# Case Study, Part 2: Scraping Reddit with PRAW

Although Pushshift is a wonderful resource when it comes to scraping Reddit data, it's not infallible. In some cases, important data will be missing from the Pushshift API, and you'll need to supplement the Pushshift data with the metadata available through Reddit's official API. 

Luckily, we can accomplish this using the [PRAW](https://praw.readthedocs.io/en/latest/) Reddit API Wrapper. This chapter will go through the steps necessary to supplement Pushshift data using PRAW.

## Setup

In [2]:
pip install praw

Note: you may need to restart the kernel to use updated packages.


In [3]:
import praw

In [4]:
import requests
import pandas as pd
import json
import csv
import time

## Creating a Reddit App

In order to use PRAW, you'll need to develop your own application on Reddit. In order to do *that*, you'll need to create a Reddit account. 


Once you've created an account on Reddit, you can navigate to the [developed applications](https://www.reddit.com/prefs/apps) page from Reddit preferences. Here, you'll see a button prompting you to "create app." Click it, and you should see the following: 

![create application](https://i.snipboard.io/zKZ3vq.jpg)

Make sure you're creating a **script** app, as this is what we'll need in order to make requests with PRAW. Feel free to name and describe the app as you see fit, then click the button at the bottom to create your app. 

For additional guidance on how to develop your own Reddit application, see [here](https://github.com/reddit-archive/reddit/wiki/OAuth2-Quick-Start-Example#first-steps).

## Obtaining a Reddit Instance

Now that we've created an application on Reddit, we can obtain Reddit instances using PRAW. While it's possible to create two separate types of instance -- read-only or authorized -- for the sake of this chapter we'll focus on obtaining a read-only instance. 

This is where the script application we just created becomes important. We'll need to provide our `client-id`, our `client_secret`, and our `user_agent` in order to obtain a read-only Reddit instance:

*Note*: You'll want to keep this information as confidential as possible while still accessing the data you need. 

In [5]:
reddit = praw.Reddit(client_id="my client id",
                     client_secret="my client secret",
                     user_agent="my user agent")
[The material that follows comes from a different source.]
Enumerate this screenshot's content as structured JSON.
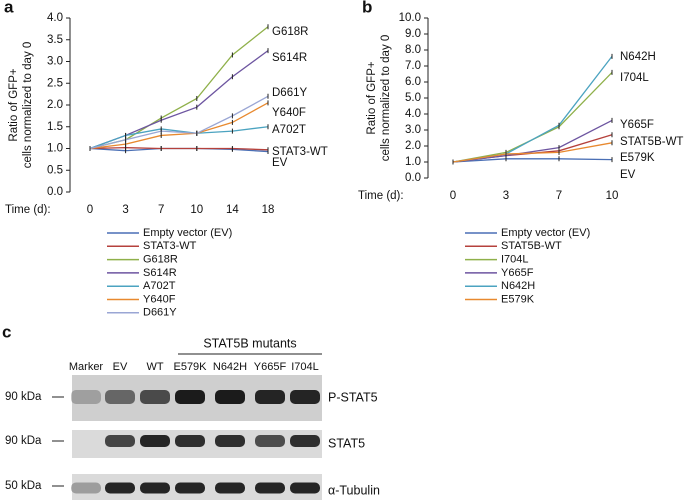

With the information from our script application, we'll be able to `print` a read-only Reddit instance. As an example, below are 20 of the most "hot" submissions from [r/MakeupRehab](https://www.reddit.com/r/MakeupRehab/): 

In [7]:
print(reddit.read_only)
for submission in reddit.subreddit("MakeupRehab").hot(limit=20):
    print(submission.title)

True
Megathread: COVID-19 / Coronavirus Resource and Discussion
Topic Tuesday - 'What is Your Favourite Lip Product in Your Collection' ''- May 26, 2020
Makeup Rehabbers.. and at what point did you feel fully rehabbed? What happens when you end a no buy? & Other questions..
Use Your Perfume Samples!
Tempted to get rid of most of my makeup. What should I do?
Constantly obsessively feeling like my collection is incomplete due to changing needs/preferences.
Limited Edition does not mean you have to buy it.
Not makeup, hope this is ok.
Talk me out of a purchase?
Ways to use up products I had bought "for fun" and now regret?
2 months of buying NO makeup!!!
30 days WITHOUT buying any makeup/skincare!
Feel like I'm forcing myself to shop at Sephora because I have a gift card
MuR Daily Chat - May 26, 2020
*May.25th: Daily check in thread for No Buy May (NBM)*
Talk me out of buying Urban Decay Brow Blade
Does your makeup expire?
makeup companies and my little pony—how they sell us the same prod

## Filling in gaps in the Pushshift API

While Pushshift is a great entryway into scraping data from Reddit, you'll occasionally run into some notable gaps in available data. These gaps in the Pushshift data tend to turn up following a [large wave of subreddit quarantines in September 2018](https://www.newsweek.com/reddit-quarantine-subs-toxic-controversial-moderators-1144663).


Using the API's [Reddit Search](https://redditsearch.io/) referenced at the end of Part 1, we can see how scope out any potential holes in subreddit data before going through the process of scraping that data ourselves. 

As an example, let's look at the data one of the subreddits quarantined in September 2018, r/CringeAnarchy:

![redditsearch](https://i.snipboard.io/7qI8eF.jpg)

There's a fairly large chunk of data missing starting following the quarantine. Data availabiliy only picks back up at the beginning of 2019.